Carr speaks to a woman who says that her mother was granted MAID despite being mentally ill; she and Carr argue that there are insufficient safeguards in place. A disabled man tells Carr that he applied for MAID after facing eviction as he did not want to become homeless. Carr contrasts the months-long waiting period for MAID with the years-long waiting period for social housing.

Katherine Sleeman, a professor in palliative care, reframes the argument over assisted suicide as whether it is societally appropriate; she is most concerned with the risk of coercion for vulnerable people, while disabled journalist Melanie Reid wants assisted suicide as an insurance policy and feels that Carr is part of a smaller group imposing their views on the rest of the disabled community.

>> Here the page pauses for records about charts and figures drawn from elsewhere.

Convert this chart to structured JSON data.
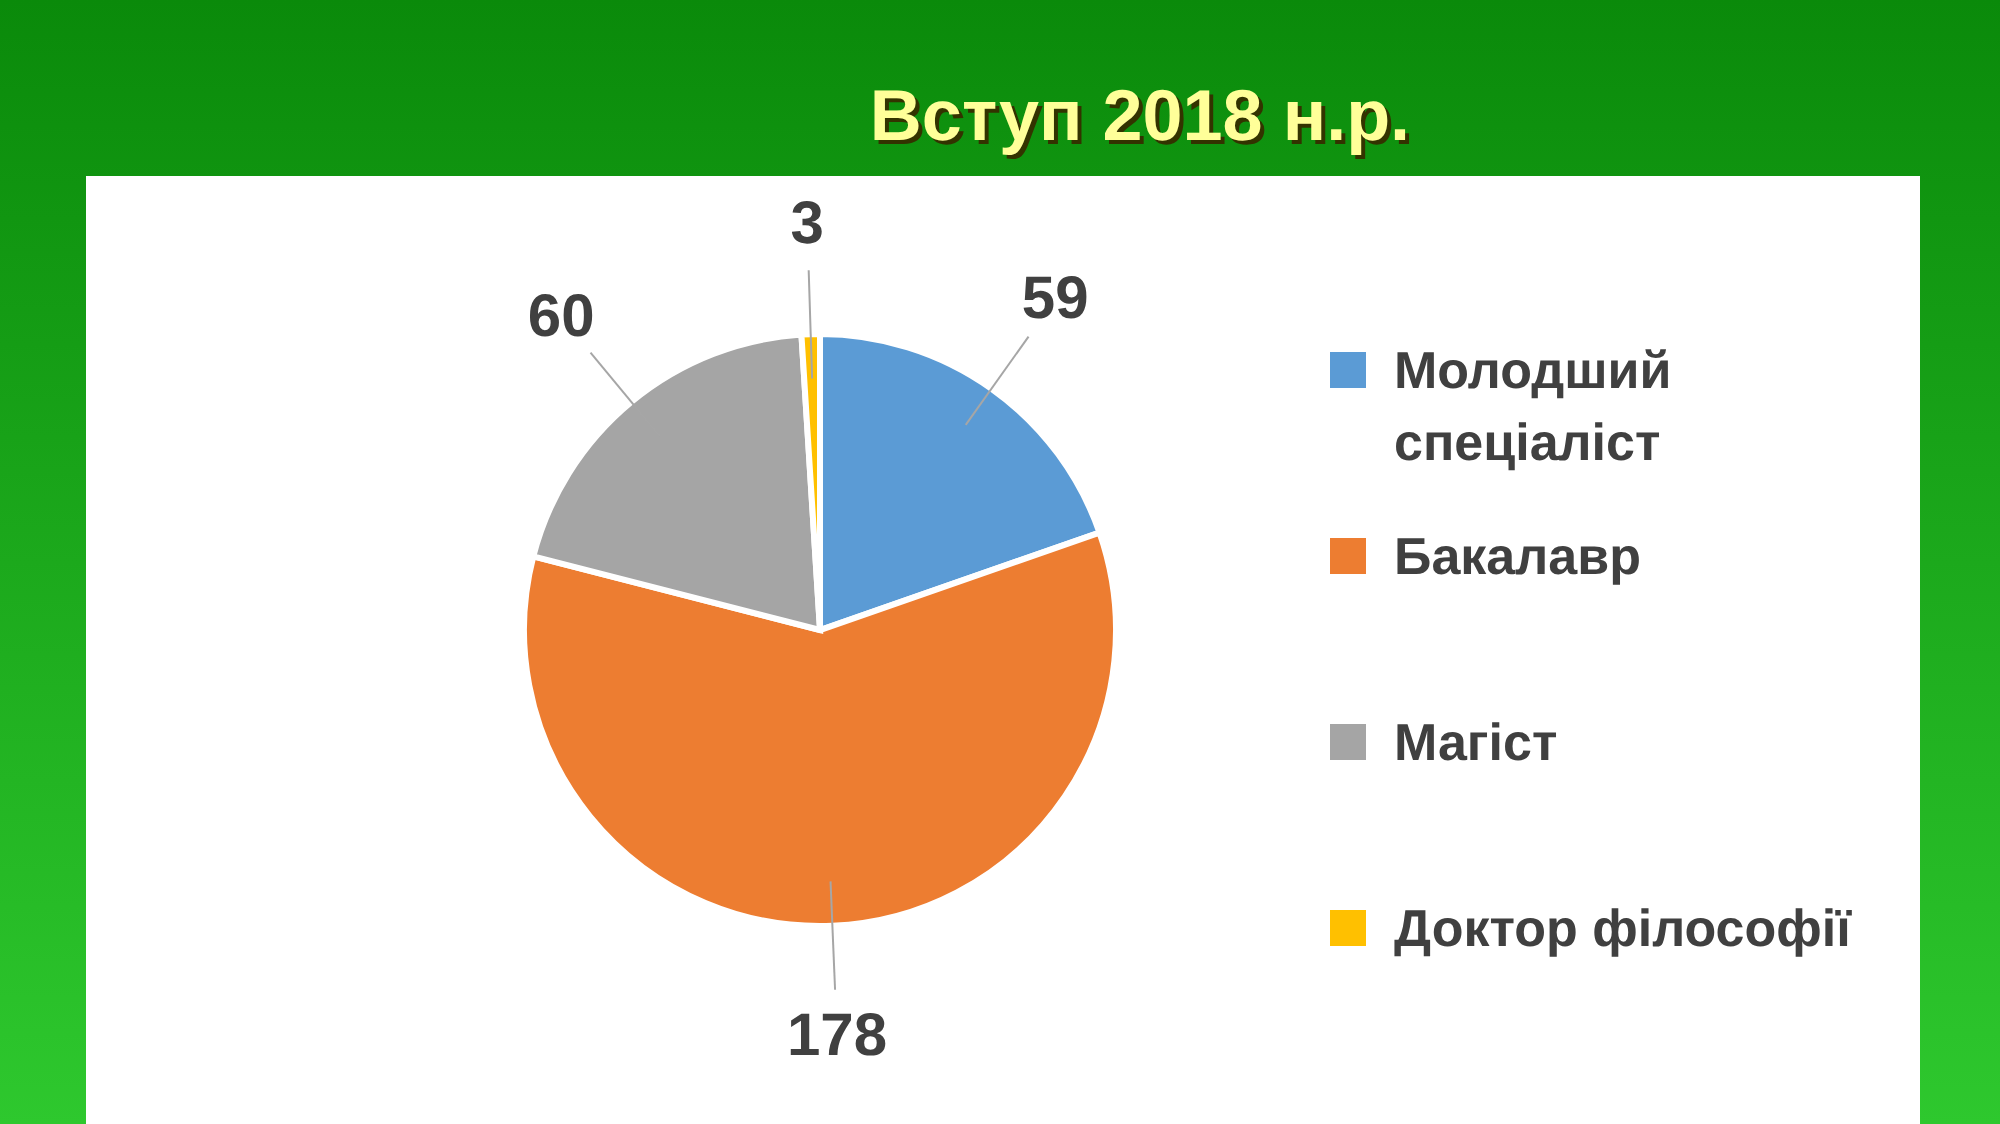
{
  "chart_data": {
    "type": "pie",
    "title": "Вступ 2018 н.р.",
    "categories": [
      "Молодший спеціаліст",
      "Бакалавр",
      "Магіст",
      "Доктор філософії"
    ],
    "values": [
      59,
      178,
      60,
      3
    ],
    "colors": [
      "#5b9bd5",
      "#ed7d31",
      "#a5a5a5",
      "#ffc000"
    ],
    "data_labels": true,
    "legend": "right"
  }
}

In the last few minutes of the documentary, Carr and other activists celebrate disability and share their concerns about assisted suicide.

==Reception==
Better Off Dead? received generally positive reviews, receiving five stars from The Guardians Frances Ryan; four stars from Ben Dowell of The Times, The Daily Telegraphs Anita Singh, and the i's Gerard Gilbert; and three stars from The Independents Cathy Reay.

Carr's sense of humour in the documentary was picked up by reviewers: Dowell was surprised to find the documentary "quite so funny", highlighting her commentary on the tropes of similar activist works. This was contrasted against the consensus that some scenes were disturbing, such as the conversation with the Canadian doctor and a recording from the MAID automatic helpline. Barbara Ellen of The Observer said that Better Off Dead? "unnerves you so much you half-wish you hadn't seen it".

In her review, Reay wished that there was greater diversity in interviewees but called it "compelling"; Ellen agreed with her criticism, wondering why the terminally ill were not involved.